第15章 発熱
吹く風が少し冷たくなり、庭の紅葉が色づき始めた頃、私は自室で文を書いていた。
文の宛先は小田原にいる母上様。
母上はあまり身体が丈夫ではなく、季節の変わり目などに体調を崩して床に付いてしまわれることも多かった。

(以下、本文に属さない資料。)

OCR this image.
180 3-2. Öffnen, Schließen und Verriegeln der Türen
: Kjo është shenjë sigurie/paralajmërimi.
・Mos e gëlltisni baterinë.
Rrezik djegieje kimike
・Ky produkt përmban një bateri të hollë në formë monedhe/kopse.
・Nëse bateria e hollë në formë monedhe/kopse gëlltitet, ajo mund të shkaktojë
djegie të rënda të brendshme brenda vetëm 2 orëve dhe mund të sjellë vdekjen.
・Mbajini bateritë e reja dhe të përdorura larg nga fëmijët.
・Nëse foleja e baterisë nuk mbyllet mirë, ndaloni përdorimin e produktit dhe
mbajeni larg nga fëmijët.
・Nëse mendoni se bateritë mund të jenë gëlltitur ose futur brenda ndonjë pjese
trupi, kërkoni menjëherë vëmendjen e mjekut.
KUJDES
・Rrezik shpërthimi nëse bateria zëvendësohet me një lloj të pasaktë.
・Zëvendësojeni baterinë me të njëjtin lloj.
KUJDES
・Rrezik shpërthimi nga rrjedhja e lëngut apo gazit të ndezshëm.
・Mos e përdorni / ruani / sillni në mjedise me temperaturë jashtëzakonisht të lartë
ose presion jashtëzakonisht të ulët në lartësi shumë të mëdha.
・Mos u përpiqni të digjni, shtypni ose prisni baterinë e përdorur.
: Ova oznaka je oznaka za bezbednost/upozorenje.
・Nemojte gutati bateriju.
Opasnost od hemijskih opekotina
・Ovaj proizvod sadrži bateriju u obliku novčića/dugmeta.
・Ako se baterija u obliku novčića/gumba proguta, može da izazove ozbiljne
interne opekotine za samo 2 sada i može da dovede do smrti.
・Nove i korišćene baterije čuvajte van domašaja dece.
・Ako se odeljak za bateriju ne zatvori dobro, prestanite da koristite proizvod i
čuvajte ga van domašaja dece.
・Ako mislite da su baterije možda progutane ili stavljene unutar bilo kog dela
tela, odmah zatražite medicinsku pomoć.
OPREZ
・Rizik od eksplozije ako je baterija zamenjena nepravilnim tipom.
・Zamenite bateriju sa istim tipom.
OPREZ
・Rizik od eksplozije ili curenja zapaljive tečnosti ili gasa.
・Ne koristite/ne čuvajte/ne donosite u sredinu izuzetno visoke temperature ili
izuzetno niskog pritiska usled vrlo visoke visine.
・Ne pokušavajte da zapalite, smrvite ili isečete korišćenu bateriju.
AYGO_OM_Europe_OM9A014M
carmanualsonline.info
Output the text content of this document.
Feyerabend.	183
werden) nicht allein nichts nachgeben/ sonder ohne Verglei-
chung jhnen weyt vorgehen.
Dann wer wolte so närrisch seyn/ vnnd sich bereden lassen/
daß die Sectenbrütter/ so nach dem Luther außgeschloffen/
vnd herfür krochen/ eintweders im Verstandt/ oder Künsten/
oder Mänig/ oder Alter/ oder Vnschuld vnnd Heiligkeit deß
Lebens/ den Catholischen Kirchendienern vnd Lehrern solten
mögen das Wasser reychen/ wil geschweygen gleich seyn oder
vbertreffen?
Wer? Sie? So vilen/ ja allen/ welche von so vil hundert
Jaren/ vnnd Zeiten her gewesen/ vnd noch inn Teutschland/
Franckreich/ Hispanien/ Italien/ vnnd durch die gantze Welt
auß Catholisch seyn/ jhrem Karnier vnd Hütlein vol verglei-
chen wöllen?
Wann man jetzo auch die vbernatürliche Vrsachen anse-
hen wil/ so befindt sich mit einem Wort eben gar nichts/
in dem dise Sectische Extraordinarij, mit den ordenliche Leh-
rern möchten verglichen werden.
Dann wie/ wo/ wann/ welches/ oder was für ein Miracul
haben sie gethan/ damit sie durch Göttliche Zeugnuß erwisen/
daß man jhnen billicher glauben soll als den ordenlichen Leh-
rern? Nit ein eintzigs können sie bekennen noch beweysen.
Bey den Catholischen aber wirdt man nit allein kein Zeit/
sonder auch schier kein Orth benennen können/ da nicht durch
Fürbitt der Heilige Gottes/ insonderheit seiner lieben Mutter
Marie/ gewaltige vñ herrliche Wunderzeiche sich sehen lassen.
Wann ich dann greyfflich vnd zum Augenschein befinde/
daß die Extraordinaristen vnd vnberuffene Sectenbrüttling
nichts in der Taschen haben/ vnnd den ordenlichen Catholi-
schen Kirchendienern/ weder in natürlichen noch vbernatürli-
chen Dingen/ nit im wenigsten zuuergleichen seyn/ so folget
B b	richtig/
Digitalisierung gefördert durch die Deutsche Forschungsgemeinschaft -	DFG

安土に来て半年が過ぎていたが、母上とは時折文の遣り取りをするぐらいで、小田原を出てから一度も会えずにいた。
(母上様……お元気であろうか。
また体調を崩しておられねばよいが……)
あの日
信長様が私を安土に連れて行くと言われた時、母上は涙ながらに信長様に嘆願なされた。
「織田様っ、どうかお考え直し下さいっ。
朱里はまだ子供で世間知らずな娘でございます。
織田様のお側にお仕えするなど……無理でございますっ。
どうか、どうかお許し下さいませっ」
信長様は行儀見習いのために私を連れて行くと仰ったけど、北条の家の者は皆、私は和睦のための人質として安土に連れて行かれるのだという認識だった。
私も安土に来た当初は、信長様の気持ちが分からなくて不安でいっぱいだった。
丁重に扱われれば扱われるほど、自分はやっぱり人質なのかな、と落ち込んだり……。
信長様と恋仲になって、秀吉さんたち安土の武将達とも打ち解けられた今、私は幸せだと、母上様への文に綴る。